When I meet with Subject Leaders to discuss their self evaluation of their exam results I use a GROW model question sequence. What I want to hear at the end of the meeting is the Subject Leader to say, It’s much clearer now – I can see what we have to do. And what they have to do has to be about improving teaching and learning!
I know this sounds odd, but I like Bill Bratton’s work with the NYPD – the Blue Ocean Strategy stuff and his tipping point approach to leadership. Following Bratton, I am thinking of setting up Subject Leader peer reviews, where I don’t meet with Subject Leaders in September alone, but Subject Leaders peer review examination performance instead. When Bratton did this with different departments within the NYPD it really worked: The meetings changed the NYPD’s culture in several ways. By making results and responsibilities clear to everyone, the meetings helped to introduce a culture of performance [and…] also allowed police leaders to compare notes on their experiences; before Bratton’s arrival, precinct commanders hardly ever got together as a group. Over time, this management style filtered down through the ranks, as the precinct commanders tried out their own versions of Bratton’s meetings. Just think how empowering such an approach would be in our schools.
Self-evaluation is about being calm and not over-reacting to the numbers. I talk about using wisdom and judgement, a phrase taken from Pfeffer and Sutton who said, Measurements should be guides helping to direct behaviour but not so powerful that they substitute for the judgement and wisdom that is so necessary to acquire knowledge and turn it into action.

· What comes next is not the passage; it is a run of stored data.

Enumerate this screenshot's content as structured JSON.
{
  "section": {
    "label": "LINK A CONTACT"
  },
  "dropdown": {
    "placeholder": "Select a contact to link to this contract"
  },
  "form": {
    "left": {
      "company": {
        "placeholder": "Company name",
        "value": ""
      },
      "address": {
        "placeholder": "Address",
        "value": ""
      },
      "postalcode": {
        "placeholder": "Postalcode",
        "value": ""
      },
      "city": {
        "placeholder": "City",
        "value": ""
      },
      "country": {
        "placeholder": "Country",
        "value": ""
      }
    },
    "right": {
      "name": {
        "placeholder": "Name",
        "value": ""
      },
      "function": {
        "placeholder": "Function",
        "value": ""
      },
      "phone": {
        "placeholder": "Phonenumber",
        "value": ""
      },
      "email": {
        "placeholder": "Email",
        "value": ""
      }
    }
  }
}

My whole school SEF is focused upon impact. What we have done; why we did it; and the impact on student outcomes – lots of short impact-based case studies. It’s really sharp and nails a Good grading. I am currently up-dating it and want to make it much shorter than its core 13 sides; no-one has time to read anything, so I just want any reader to access the main messages of the four OFSTED-based sections with ease. I gather the information from the sources and then write the whole thing; I like the SEF to have a single coherent prose style – mine! If you want a copy, then just e-mail me on email@example.com.

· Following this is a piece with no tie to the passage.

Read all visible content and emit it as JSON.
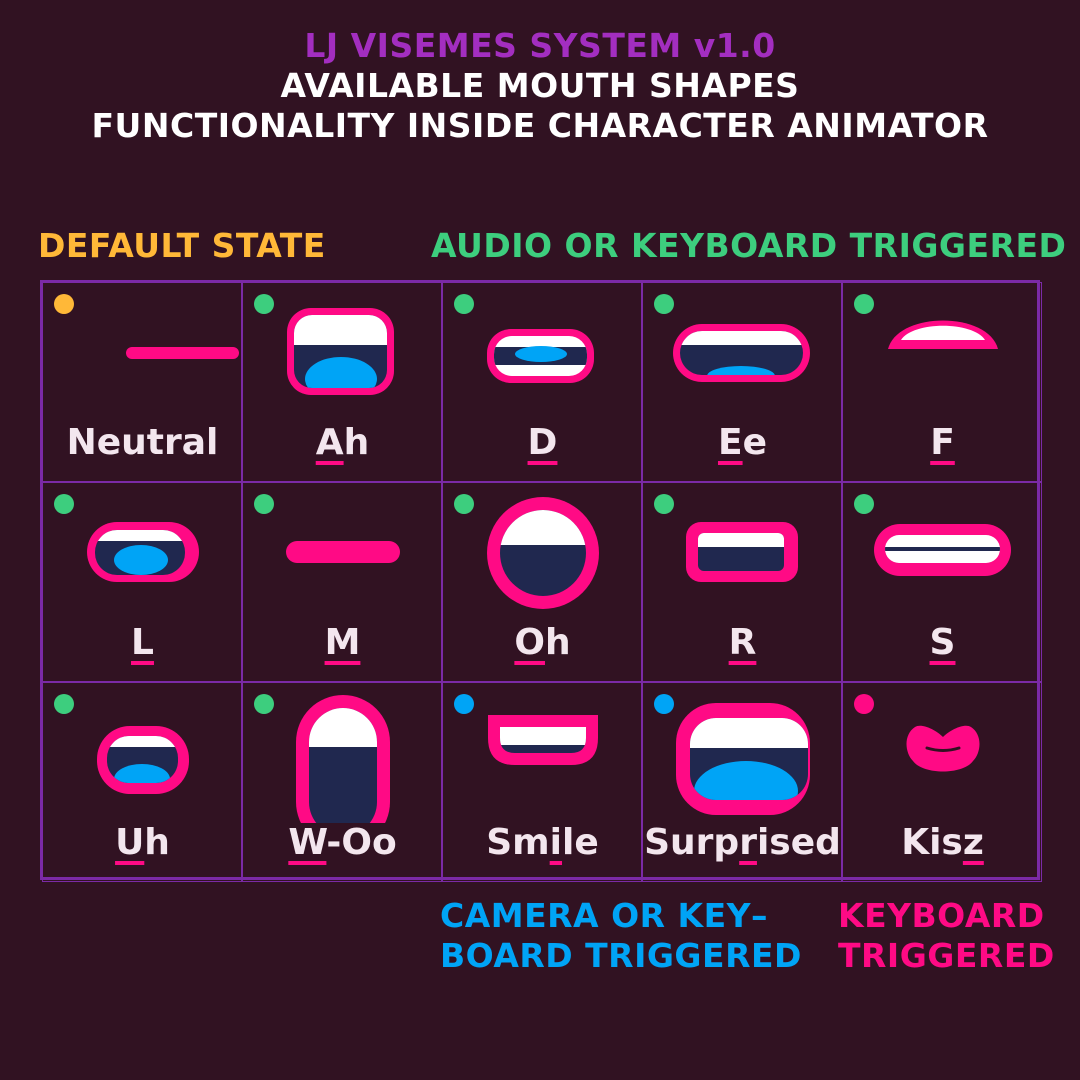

Don’t be a feather for each wind that blows and chase all the newest strategies. I live by Mike Hughes’ perceptive aphorism, The most effective leaders seem to have erected a sheet of polaroid across the school gate: all the confusing, paradoxical and frustrating initiatives hitting the school, as they pass through the polaroid, emerge as parallel lines, harmonious with our plans and processes.
Give Governors a “Must Know” list, one side of A4 so that they know for certain what the school’s development priorities are when an OFSTED inspector asks them.
Define Good for yourself in your school; it makes the OFSTED Inspector’s job much easier. Repeat endlessly the reasons why your school is good, without wavering.
We are in our second consecutive consolidation year. When we returned from our January Planning Weekend and told colleagues we weren’t doing anything new they loved it! Remember, much less is more.